Brian C Hill, MD, Saad A Shebrain, MBBCh, FACS, Leandra H Burke, MPA, CCRP, Shivani Shah, MD, Ethan J Maltz. Western Michigan University School of Medicine.
INTRODUCTION: Hospital readmissions are known to occur after surgery. We conducted a retrospective case review on a cohort of patients who had appendectomy, cholecystectomy, or hernia repair and were subsequently readmitted to the hospital within 30 days. Our objective was to find common variables, present at the time of surgery, which may help to identify patients at higher risk for readmission after surgery.
METHODS AND PROCEDURES: We examined records of patients who underwent appendectomy, cholecystectomy, or herniorrhaphy at either of two community hospitals. Of 2,119 patients undergoing surgery between January 01, 2011 and April 30, 2012 (N=2,119), 6.80% (n=144) patients were subsequently readmitted within 30 days.
For the cohort of readmitted patients (n=144), we examined 51 variables covering demographic information; insurance status; pain level; comorbities; medication use; discharge considerations; intraoperative events; and the length of hospital stay.
Data was de-identified and tabulated in Microsoft Excel. Data analysis, including basic descriptive statistics and Wilcoxon two sample tests, was completed with SAS version 9.3 software.
RESULTS: The cohort was comprised of 60 males and 84 females, with an average age of 45.94 years (StD ±22.15 years). 51.88% of patients held private insurance (n=69), 38.35% had government insurance (n= 61), and 9.77% were self-pay (n=13). Insurance data was not available for 11 patients.
The mean BMI value was 30 (StD ±9); 45 patients were overweight (BMI 25 – 29.9), and 49 patients were obese (BMI≥30). 61.11 %( n=88) had at least one of the following co-morbidities: CHF, CAD, hypertension, COPD, asthma, diabetes, renal impairment, chronic kidney disease, depression, or dementia. 29.86% (n=43) were on pain medication prior to surgery.
As for the surgical procedures, n=27 underwent hernia repair (2 of these were laparoscopic); n= 27 underwent appendectomy (24 laparoscopic); and n=87 had cholecystectomy (82 laparoscopic). 6.25% (n=9) experienced an intraoperative event, including 1 conversion of a cholecystectomy from lap to open procedure.
35.41% (n=51) were discharged the same day of surgery; 34.03% (n=49) required a short hospital stay (<24 hours), and 24.31% completed a long stay following surgery (>24 hours). 27 patients were on antibiotics 24 hours post-op, and 6 patients experienced wound problems.

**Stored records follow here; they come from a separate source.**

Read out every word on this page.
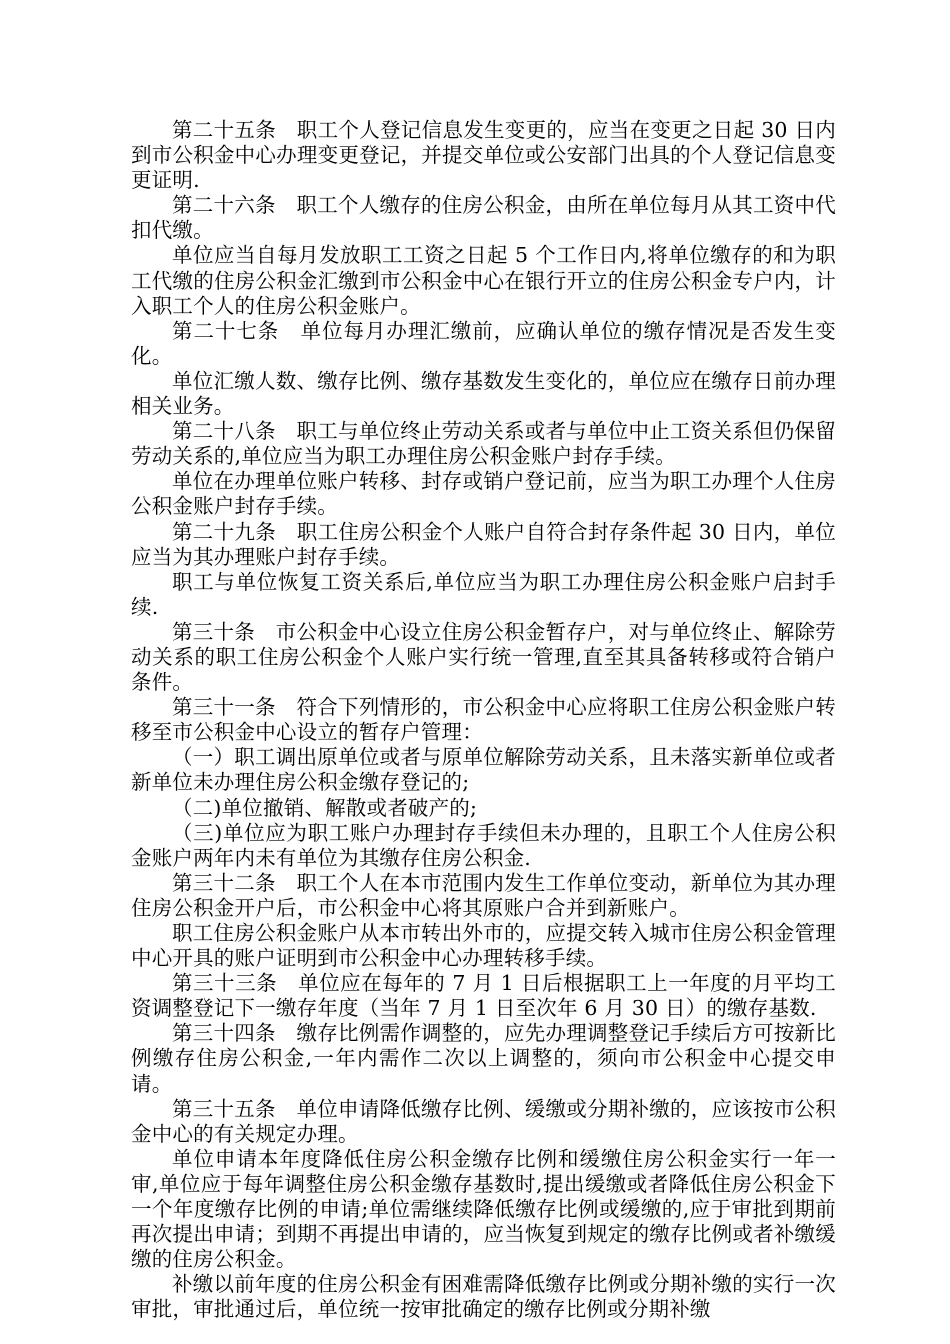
第二十五条　职工个人登记信息发生变更的，应当在变更之日起 30 日内到市公积金中心办理变更登记，并提交单位或公安部门出具的个人登记信息变更证明.

第二十六条　职工个人缴存的住房公积金，由所在单位每月从其工资中代扣代缴。

单位应当自每月发放职工工资之日起 5 个工作日内,将单位缴存的和为职工代缴的住房公积金汇缴到市公积金中心在银行开立的住房公积金专户内，计入职工个人的住房公积金账户。

第二十七条　单位每月办理汇缴前，应确认单位的缴存情况是否发生变化。

单位汇缴人数、缴存比例、缴存基数发生变化的，单位应在缴存日前办理相关业务。

第二十八条　职工与单位终止劳动关系或者与单位中止工资关系但仍保留劳动关系的,单位应当为职工办理住房公积金账户封存手续。

单位在办理单位账户转移、封存或销户登记前，应当为职工办理个人住房公积金账户封存手续。

第二十九条　职工住房公积金个人账户自符合封存条件起 30 日内，单位应当为其办理账户封存手续。

职工与单位恢复工资关系后,单位应当为职工办理住房公积金账户启封手续.

第三十条　市公积金中心设立住房公积金暂存户，对与单位终止、解除劳动关系的职工住房公积金个人账户实行统一管理,直至其具备转移或符合销户条件。

第三十一条　符合下列情形的，市公积金中心应将职工住房公积金账户转移至市公积金中心设立的暂存户管理：

（一）职工调出原单位或者与原单位解除劳动关系，且未落实新单位或者新单位未办理住房公积金缴存登记的;

（二)单位撤销、解散或者破产的;

（三)单位应为职工账户办理封存手续但未办理的，且职工个人住房公积金账户两年内未有单位为其缴存住房公积金.

第三十二条　职工个人在本市范围内发生工作单位变动，新单位为其办理住房公积金开户后，市公积金中心将其原账户合并到新账户。

职工住房公积金账户从本市转出外市的，应提交转入城市住房公积金管理中心开具的账户证明到市公积金中心办理转移手续。

第三十三条　单位应在每年的 7 月 1 日后根据职工上一年度的月平均工资调整登记下一缴存年度（当年 7 月 1 日至次年 6 月 30 日）的缴存基数.

第三十四条　缴存比例需作调整的，应先办理调整登记手续后方可按新比例缴存住房公积金,一年内需作二次以上调整的，须向市公积金中心提交申请。

第三十五条　单位申请降低缴存比例、缓缴或分期补缴的，应该按市公积金中心的有关规定办理。

单位申请本年度降低住房公积金缴存比例和缓缴住房公积金实行一年一审,单位应于每年调整住房公积金缴存基数时,提出缓缴或者降低住房公积金下一个年度缴存比例的申请;单位需继续降低缴存比例或缓缴的,应于审批到期前再次提出申请；到期不再提出申请的，应当恢复到规定的缴存比例或者补缴缓缴的住房公积金。

补缴以前年度的住房公积金有困难需降低缴存比例或分期补缴的实行一次审批，审批通过后，单位统一按审批确定的缴存比例或分期补缴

Since 65.28% of the readmitted patients were overweight or obese (n= 94), we were curious to investigate the effect of this variable on surgery. Of 35 open procedures, only 3 were performed on overweight or obese patients (BMI ≥25). The mean operative time for the overweight and obese patients was 98.08 minutes, as opposed to 75.97 minutes for normal weight patients (p=.1045).
CONCLUSION: The majority of patients in our cohort were overweight or obese. We found that our overweight patients experienced longer intraoperative times, on average, than non-overweight patients. It is well-known that obesity can be attributed to a number of health conditions, including diabetes, hypertension, CHF, and gallstones, which could conceivably impact surgery and subsequent recovery. This study continues to track 30-day readmissions, in order to identify patients most at risk for readmission, and take measures to reduce readmission rates in this population in the future.